What Are Options, and How to Trade Them Profitably
If you google “what are options,” you’ll get lots of results. And lots of overcomplicated, useless information.
The options world is awash in jargon – “derivative,” “put,” “call” and so on.
To some degree, this complexity makes sense. Options trading is an intricate and high-risk form of investing. It’s not for the faint of heart.
But the basic concept is simpler than Wall Street would lead you to believe.
The House Analogy
Suppose you want to buy a house for $500,000. You don’t have the money now, but in six months you’ll be able to afford it. So you work out a deal with the seller.
You pay them $10,000 for the right to buy the house at a set price of $500,000 in six months.
The thing is, house prices change over time. So your contract with the house seller is an investment that could gain or lose value.
During those six months, the house might suddenly balloon in price to $750,000. That would mean that, at the end of your agreement, you can buy the house for the original price of $500,000 – a more than 30% discount. And, if you wanted, you could turn right around and sell it for an instant $250,000 profit.
On the other hand, the house might decrease in value over those six months. If it goes down to $300,000, then you’d wind up paying more than the house is worth. You’d be $200,000 in the red. Fortunately, your contract just gives you the right to buy the house in six months. It’s not an obligation. So you could walk away from the trade and – instead of losing $200,000 – you’d just have to forfeit your original $10,000 payment.
The contract you made with the house seller is basically an option.
It’s an agreement in which a buyer gains a right (with no obligation) to buy or sell something at a given price in the future. The seller of the option has an obligation to sell or buy something at a given price in the future.
If you’re confused by the “buy or sell” phrasing, don’t worry. We’re not being vague; that’s just part of the options market.
Puts and Calls
A stock market transaction has only two participants – the buyer and the seller. The options market, meanwhile, has four.

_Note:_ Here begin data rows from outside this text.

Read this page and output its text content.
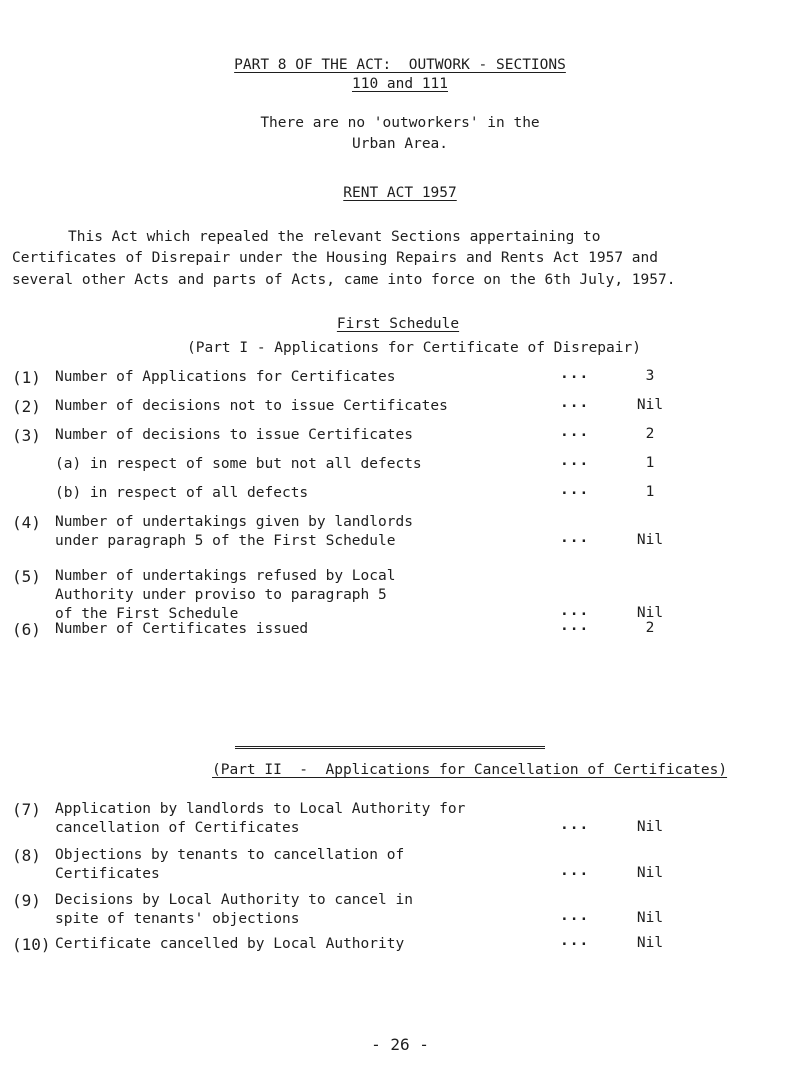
PART 8 OF THE ACT:  OUTWORK - SECTIONS
110 and 111
There are no 'outworkers' in the
Urban Area.
RENT ACT 1957
This Act which repealed the relevant Sections appertaining to
Certificates of Disrepair under the Housing Repairs and Rents Act 1957 and
several other Acts and parts of Acts, came into force on the 6th July, 1957.
First Schedule
(Part I - Applications for Certificate of Disrepair)
(1) Number of Applications for Certificates	...	3
(2) Number of decisions not to issue Certificates	...	Nil
(3) Number of decisions to issue Certificates	...	2
(a) in respect of some but not all defects	...	1
(b) in respect of all defects	...	1
(4) Number of undertakings given by landlords
under paragraph 5 of the First Schedule	...	Nil
(5) Number of undertakings refused by Local
Authority under proviso to paragraph 5
of the First Schedule	...	Nil
(6) Number of Certificates issued	...	2
(Part II  -  Applications for Cancellation of Certificates)
(7) Application by landlords to Local Authority for
cancellation of Certificates	...	Nil
(8) Objections by tenants to cancellation of
Certificates	...	Nil
(9) Decisions by Local Authority to cancel in
spite of tenants' objections	...	Nil
(10) Certificate cancelled by Local Authority	...	Nil
- 26 -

In addition to buyers and sellers, we must also differentiate puts from calls.
Call buyers have the right (but no obligation) to buy the option’s stock at a given price at a given time in the future.
Similarly, put buyers have the right (but no obligation) to sell the underlying stock at the given price and time.
People buy calls when they think the underlying stock will go up. They buy puts when they think the underlying stock will go down (like a short).
Call sellers are obligated to sell the option’s stock at the given price and time. Put sellers are obligated to buy the underlying stock.
The house seller from the example above is a call seller. They’re obliged to sell the house in six months if the buyer doesn’t walk away. And since the call seller gets paid a $10,000 premium, they’re hoping that the house will decrease in value so that the buyer walks away. That way, they keep the house and earn $10,000 in profit.
How to Profit From Options Trading
For simplicity’s sake, we’re going to explain a successful options trade from the perspective of a call buyer. We’ll look at a call option for a fictional company called Bullmarket Industries.
Bullmarket stock is currently trading at $8 per share.
You think Bullmarket Industries stock is going to go up. You’re pretty confident that it’ll break $10 within two months. So you buy an option to buy 100 shares of Bullmarket at $10 per share in two months.
The $10 per share is called the strike price. You pay the call seller a premium of $200, which is the strike price minus the current price times the number of shares. (10 – 8) x 100 = 200.
Suppose Bullmarket stock goes up to $15 per share. Since it’s above the strike price, your option is in the money; it’s profitable for you as the call buyer.
Your take would be (15 – 10) x 100 = $500. You still have to pay the premium, so your profit is $300.
What Are Options and Their Risks?
Now let’s look at another made-up company, Bearmarket Holdings.
Its stock is also currently trading at $8 per share. Just like in the last example, you think the stock will go up. So you buy a call option for 100 shares of Bearmarket at $10 per share in two months. Once again, the premium is $200.
This time, though, you’re wrong. Bearmarket drops to $7. Since that’s below the strike price, your option is out of the money. You’d be 30% down if you exercised the option and bought the stock, so you walk away.
That means you lose the $200 you paid at the beginning.
There are a couple things we’ve left out of these examples for ease of understanding. For one thing, these advanced trades require a broker, so you’ll also need to pay a commission. Option premiums also have a time value which decreases as the option nears its expiration date.
To further your understanding, check out these resources on Investment U:
- Get Paid to Own the Stocks You Want at a Lower Price
- Four Essential Rules for Smart Options Trading
- The Essential Options Manual
In summary, an option is a contract that lets you bet on stocks with a small, fixed amount of risk. If things go well, you get to keep gains on the stock. If things go badly, then you just lose the premium you paid (and you won’t get that back either way).
Option trading is more intense and technical than regular stock trading. If you’re a new investor who’s just getting a feel for the market, it may not be right for you. But if you take what you’ve learned from this primer and keep reading, you should get the hang of it in no time.
Financial education is one investment that’s always in the money.